Nature Machine Intelligence ( IF 18.8 ) Pub Date : 2024-10-23 , DOI: 10.1038/s42256-024-00915-6 Jialin He, Lei Xiong, Shaohui Shi, Chengyu Li, Kexuan Chen, Qianchen Fang, Jiuhong Nan, Ke Ding, Yuanhui Mao, Carles A. Boix, Xinyang Hu, Manolis Kellis, Jingyun Li, Xushen Xiong
Gene expression involves transcription and translation. Despite large datasets and increasingly powerful methods devoted to calculating genetic variants’ effects on transcription, discrepancy between messenger RNA and protein levels hinders the systematic interpretation of the regulatory effects of disease-associated variants. Accurate models of the sequence determinants of translation are needed to close this gap and to interpret disease-associated variants that act on translation. Here we present Translatomer, a multimodal transformer framework that predicts cell-type-specific translation from messenger RNA expression and gene sequence. We train the Translatomer on 33 tissues and cell lines, and show that the inclusion of sequence improves the prediction of ribosome profiling signal, indicating that the Translatomer captures sequence-dependent translational regulatory information. The Translatomer achieves accuracies of 0.72 to 0.80 for the de novo prediction of cell-type-specific ribosome profiling. We develop an in silico mutagenesis tool to estimate mutational effects on translation and demonstrate that variants associated with translation regulation are evolutionarily constrained, both in the human population and across species. In particular, we identify cell-type-specific translational regulatory mechanisms independent of the expression quantitative trait loci for 3,041 non-coding and synonymous variants associated with complex diseases, including Alzheimer’s disease, schizophrenia and congenital heart disease.

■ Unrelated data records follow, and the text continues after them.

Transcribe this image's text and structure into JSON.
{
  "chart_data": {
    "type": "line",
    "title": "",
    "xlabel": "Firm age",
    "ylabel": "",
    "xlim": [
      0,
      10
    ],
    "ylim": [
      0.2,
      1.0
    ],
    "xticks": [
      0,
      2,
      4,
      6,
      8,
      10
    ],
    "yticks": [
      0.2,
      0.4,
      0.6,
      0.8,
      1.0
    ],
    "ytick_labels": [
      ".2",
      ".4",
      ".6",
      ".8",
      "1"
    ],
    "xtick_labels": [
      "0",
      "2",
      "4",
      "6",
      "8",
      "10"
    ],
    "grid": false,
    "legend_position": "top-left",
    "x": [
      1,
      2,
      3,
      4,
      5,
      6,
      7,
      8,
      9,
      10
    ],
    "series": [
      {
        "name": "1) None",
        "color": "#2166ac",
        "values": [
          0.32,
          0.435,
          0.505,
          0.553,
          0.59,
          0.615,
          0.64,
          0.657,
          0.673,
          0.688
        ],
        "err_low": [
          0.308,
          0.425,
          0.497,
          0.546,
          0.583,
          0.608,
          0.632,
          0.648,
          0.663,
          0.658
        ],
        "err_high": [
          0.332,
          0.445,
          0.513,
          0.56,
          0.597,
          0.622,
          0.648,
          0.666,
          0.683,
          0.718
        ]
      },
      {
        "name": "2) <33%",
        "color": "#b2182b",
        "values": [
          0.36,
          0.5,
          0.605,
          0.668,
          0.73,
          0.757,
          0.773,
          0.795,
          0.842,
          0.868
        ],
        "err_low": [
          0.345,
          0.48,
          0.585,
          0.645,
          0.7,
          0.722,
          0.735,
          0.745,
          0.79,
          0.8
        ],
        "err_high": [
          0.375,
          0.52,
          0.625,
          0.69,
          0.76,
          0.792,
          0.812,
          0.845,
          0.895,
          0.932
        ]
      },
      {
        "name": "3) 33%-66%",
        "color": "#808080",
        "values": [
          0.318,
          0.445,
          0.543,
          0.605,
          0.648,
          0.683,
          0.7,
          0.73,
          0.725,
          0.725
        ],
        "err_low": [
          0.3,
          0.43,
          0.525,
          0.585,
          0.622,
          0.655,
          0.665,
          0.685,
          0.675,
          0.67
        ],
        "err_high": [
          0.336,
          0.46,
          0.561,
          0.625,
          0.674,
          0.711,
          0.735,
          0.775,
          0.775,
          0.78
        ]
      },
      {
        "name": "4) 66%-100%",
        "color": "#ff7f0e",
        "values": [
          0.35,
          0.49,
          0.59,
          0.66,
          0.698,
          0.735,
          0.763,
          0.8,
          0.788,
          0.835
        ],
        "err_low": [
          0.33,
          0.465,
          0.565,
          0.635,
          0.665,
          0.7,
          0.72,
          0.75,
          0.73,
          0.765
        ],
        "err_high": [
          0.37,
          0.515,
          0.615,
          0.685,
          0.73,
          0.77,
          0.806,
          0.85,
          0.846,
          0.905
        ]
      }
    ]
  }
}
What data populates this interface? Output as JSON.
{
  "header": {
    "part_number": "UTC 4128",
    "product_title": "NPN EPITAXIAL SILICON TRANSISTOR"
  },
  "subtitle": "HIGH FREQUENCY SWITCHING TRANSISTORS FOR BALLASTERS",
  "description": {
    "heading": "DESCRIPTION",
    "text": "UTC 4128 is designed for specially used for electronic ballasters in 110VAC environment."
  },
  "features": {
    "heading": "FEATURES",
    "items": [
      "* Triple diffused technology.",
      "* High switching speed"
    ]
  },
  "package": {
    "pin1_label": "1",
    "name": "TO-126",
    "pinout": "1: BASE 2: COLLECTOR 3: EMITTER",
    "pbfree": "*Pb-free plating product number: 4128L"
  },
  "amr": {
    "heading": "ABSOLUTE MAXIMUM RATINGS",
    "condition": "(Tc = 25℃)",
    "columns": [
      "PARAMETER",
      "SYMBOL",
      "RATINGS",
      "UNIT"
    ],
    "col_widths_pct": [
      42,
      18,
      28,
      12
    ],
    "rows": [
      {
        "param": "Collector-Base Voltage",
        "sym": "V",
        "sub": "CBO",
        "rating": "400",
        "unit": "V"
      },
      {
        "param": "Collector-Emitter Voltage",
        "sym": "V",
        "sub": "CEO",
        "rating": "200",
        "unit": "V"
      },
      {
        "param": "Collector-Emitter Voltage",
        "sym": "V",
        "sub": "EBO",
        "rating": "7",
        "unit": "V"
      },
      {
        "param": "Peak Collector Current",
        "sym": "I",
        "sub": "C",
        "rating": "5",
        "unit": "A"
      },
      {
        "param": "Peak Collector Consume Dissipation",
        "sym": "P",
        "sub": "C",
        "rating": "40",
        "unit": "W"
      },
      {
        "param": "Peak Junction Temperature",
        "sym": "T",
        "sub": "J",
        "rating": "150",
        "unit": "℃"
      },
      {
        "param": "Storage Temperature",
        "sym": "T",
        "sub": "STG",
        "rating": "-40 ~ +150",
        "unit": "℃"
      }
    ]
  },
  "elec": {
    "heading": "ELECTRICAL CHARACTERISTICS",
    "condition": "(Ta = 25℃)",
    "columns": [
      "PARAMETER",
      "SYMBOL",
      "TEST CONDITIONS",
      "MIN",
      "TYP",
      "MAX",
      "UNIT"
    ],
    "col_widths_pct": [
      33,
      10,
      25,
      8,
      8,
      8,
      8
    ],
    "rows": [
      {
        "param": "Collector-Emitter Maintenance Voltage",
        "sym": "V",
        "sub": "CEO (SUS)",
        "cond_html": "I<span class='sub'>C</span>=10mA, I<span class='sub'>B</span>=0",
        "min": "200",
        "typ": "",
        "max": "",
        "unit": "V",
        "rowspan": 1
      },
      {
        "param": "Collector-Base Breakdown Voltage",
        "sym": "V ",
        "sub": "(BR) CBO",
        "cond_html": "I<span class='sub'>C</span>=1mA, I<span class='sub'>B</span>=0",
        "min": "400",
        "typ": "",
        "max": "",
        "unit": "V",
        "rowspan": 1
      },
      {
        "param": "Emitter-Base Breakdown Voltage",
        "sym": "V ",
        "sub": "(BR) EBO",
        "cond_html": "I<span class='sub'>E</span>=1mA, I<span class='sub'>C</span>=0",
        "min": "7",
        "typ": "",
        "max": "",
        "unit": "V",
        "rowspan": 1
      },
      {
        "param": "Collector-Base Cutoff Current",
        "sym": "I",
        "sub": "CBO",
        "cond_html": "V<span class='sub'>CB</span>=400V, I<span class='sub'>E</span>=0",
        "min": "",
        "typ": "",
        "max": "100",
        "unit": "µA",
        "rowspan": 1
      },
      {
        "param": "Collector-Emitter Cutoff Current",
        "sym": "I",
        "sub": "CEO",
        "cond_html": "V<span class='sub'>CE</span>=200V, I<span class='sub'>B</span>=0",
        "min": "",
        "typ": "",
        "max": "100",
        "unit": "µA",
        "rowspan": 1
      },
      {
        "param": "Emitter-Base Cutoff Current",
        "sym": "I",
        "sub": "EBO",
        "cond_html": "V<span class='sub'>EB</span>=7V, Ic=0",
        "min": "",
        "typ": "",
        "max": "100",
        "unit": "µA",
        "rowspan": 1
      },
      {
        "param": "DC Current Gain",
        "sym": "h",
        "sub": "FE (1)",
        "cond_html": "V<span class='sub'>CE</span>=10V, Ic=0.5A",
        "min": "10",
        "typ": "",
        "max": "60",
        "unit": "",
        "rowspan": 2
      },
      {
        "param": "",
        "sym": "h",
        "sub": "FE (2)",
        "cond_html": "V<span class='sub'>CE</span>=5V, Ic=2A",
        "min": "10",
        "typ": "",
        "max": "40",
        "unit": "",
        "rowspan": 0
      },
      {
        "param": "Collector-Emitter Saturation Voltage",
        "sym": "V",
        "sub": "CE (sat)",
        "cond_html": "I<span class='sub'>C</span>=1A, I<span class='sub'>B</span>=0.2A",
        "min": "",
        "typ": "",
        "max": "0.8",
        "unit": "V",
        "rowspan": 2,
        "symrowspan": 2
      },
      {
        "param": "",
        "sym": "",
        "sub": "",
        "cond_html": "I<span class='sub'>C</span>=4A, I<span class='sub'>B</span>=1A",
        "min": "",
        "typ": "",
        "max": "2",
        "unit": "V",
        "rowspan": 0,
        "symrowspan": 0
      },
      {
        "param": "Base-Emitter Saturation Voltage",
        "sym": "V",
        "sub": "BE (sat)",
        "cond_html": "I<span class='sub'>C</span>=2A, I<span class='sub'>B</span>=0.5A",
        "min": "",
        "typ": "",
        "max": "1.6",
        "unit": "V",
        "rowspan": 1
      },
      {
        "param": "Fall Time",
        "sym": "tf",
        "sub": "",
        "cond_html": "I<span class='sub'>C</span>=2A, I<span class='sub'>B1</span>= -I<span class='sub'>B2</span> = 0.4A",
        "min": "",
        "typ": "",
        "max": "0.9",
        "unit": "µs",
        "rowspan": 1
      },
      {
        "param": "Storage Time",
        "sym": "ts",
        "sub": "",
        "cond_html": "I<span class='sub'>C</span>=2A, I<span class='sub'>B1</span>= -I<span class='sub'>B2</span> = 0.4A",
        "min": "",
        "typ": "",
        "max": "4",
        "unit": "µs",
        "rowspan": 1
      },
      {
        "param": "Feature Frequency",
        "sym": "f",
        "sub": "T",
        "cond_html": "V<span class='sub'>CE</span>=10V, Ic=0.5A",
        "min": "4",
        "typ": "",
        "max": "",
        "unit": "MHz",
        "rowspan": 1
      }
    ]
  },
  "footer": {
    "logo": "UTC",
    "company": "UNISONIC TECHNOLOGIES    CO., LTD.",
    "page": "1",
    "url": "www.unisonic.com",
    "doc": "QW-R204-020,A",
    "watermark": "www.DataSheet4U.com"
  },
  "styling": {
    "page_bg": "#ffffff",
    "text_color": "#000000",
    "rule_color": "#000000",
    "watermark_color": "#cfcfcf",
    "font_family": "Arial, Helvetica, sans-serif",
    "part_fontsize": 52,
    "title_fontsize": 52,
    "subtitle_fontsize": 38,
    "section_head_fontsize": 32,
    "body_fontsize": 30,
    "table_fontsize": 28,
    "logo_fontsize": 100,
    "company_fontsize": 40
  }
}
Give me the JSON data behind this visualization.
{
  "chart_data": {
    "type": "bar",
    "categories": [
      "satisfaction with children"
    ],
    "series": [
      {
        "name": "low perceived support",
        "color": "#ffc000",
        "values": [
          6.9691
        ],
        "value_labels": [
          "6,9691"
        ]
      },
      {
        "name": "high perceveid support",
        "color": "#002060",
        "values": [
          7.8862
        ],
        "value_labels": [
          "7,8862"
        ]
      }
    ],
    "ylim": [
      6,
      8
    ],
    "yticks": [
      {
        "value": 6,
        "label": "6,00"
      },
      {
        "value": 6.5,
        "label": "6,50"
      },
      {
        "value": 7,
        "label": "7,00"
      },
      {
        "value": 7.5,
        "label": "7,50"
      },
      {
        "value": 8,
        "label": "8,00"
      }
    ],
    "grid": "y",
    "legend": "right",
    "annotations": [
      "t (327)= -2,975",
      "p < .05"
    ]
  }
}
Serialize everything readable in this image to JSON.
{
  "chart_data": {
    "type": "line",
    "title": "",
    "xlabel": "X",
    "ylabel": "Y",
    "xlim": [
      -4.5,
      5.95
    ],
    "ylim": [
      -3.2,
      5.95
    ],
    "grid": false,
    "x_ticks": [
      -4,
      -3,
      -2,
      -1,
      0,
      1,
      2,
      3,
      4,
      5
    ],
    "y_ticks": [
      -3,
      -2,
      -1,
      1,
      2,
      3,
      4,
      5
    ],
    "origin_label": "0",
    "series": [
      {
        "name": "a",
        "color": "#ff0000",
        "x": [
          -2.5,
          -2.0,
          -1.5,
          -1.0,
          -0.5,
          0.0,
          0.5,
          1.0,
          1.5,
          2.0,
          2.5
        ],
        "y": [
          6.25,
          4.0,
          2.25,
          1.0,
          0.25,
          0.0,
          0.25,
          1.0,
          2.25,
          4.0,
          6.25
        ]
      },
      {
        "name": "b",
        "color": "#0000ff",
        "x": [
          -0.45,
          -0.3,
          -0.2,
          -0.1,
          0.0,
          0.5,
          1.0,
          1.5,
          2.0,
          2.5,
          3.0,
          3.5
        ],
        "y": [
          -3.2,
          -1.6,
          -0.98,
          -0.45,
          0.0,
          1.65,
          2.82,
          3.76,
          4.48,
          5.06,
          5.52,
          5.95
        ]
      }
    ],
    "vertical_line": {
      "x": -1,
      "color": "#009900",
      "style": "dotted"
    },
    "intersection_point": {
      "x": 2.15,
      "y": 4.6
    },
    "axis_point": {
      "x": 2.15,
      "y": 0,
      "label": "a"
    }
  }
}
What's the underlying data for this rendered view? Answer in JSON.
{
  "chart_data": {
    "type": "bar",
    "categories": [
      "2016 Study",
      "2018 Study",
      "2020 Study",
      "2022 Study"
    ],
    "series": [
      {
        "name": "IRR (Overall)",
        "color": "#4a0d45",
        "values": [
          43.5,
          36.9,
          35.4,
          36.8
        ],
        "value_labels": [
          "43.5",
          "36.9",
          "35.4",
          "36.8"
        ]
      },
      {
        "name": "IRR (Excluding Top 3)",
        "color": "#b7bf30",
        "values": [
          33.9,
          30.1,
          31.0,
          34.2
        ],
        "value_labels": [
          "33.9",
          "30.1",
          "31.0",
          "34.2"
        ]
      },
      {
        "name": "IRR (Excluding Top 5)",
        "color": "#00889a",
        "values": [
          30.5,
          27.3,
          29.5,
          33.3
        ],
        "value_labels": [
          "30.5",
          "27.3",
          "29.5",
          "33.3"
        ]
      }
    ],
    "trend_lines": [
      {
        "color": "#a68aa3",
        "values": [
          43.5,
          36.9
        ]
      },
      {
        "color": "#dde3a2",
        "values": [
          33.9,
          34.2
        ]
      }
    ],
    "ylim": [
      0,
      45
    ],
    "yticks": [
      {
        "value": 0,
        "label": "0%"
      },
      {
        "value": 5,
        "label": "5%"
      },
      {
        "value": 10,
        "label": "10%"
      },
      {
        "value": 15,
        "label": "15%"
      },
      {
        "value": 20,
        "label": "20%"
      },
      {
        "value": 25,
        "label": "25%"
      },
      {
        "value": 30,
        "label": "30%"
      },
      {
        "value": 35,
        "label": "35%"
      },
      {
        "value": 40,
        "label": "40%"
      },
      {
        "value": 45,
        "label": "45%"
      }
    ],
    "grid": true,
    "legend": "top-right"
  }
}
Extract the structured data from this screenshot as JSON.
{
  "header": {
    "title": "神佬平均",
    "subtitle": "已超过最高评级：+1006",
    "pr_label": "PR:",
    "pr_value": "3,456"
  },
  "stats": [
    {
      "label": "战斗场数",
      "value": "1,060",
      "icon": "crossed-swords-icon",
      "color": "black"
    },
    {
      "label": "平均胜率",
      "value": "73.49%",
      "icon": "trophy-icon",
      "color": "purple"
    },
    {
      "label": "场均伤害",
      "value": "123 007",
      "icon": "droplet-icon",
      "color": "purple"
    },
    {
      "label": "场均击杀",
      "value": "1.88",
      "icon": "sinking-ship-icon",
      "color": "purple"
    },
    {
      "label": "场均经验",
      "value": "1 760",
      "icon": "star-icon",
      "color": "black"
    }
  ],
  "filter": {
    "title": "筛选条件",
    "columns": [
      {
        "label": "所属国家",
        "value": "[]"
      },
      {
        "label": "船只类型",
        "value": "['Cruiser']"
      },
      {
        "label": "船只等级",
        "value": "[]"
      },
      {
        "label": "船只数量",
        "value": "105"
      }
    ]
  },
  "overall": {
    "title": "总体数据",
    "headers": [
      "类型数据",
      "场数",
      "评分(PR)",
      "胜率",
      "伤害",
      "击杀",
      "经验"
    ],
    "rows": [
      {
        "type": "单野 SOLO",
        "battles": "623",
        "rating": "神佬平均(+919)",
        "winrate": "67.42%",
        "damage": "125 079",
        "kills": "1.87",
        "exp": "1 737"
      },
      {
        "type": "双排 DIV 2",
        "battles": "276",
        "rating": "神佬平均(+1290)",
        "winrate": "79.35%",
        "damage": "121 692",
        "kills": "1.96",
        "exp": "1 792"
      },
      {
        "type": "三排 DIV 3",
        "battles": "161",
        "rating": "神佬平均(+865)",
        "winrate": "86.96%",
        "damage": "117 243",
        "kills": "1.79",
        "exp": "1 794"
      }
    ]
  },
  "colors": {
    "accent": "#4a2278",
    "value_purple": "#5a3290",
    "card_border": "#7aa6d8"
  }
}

The Translatomer accurately models the genetic underpinnings of translation, bridging the gap between messenger RNA and protein levels as well as providing valuable mechanistic insights for uninterpreted disease variants.
中文翻译:
使用 Translatomer 对核糖体分析进行深度学习预测,揭示翻译调控并解释疾病变异
基因表达涉及转录和翻译。尽管有大型数据集和越来越强大的方法专门用于计算遗传变异对转录的影响,但信使 RNA 和蛋白质水平之间的差异阻碍了对疾病相关变异的调节作用的系统解释。需要翻译序列决定因素的准确模型来缩小这一差距并解释作用于翻译的疾病相关变异。在这里,我们介绍了 Translatomer,这是一种多模态转换器框架,可从信使 RNA 表达和基因序列预测细胞类型特异性翻译。我们在 33 种组织和细胞系上训练 Translatomer,并表明序列的包含提高了核糖体分析信号的预测,表明 Translatomer 捕获序列依赖性翻译调控信息。Translatomer 对细胞类型特异性核糖体分析的从头预测的准确度为 0.72 至 0.80。我们开发了一种计算机诱变工具来估计突变对翻译的影响,并证明与翻译调节相关的变异在人类群体和物种之间都受到进化限制。特别是,我们确定了与复杂疾病相关的 3,041 个非编码和同义变体的细胞类型特异性翻译调节机制,这些基因座与表达数量性状位点无关,包括阿尔茨海默病、精神分裂症和先天性心脏病。Translatomer 准确模拟翻译的遗传基础,弥合信使 RNA 和蛋白质水平之间的差距,并为未解释的疾病变异提供有价值的机制见解。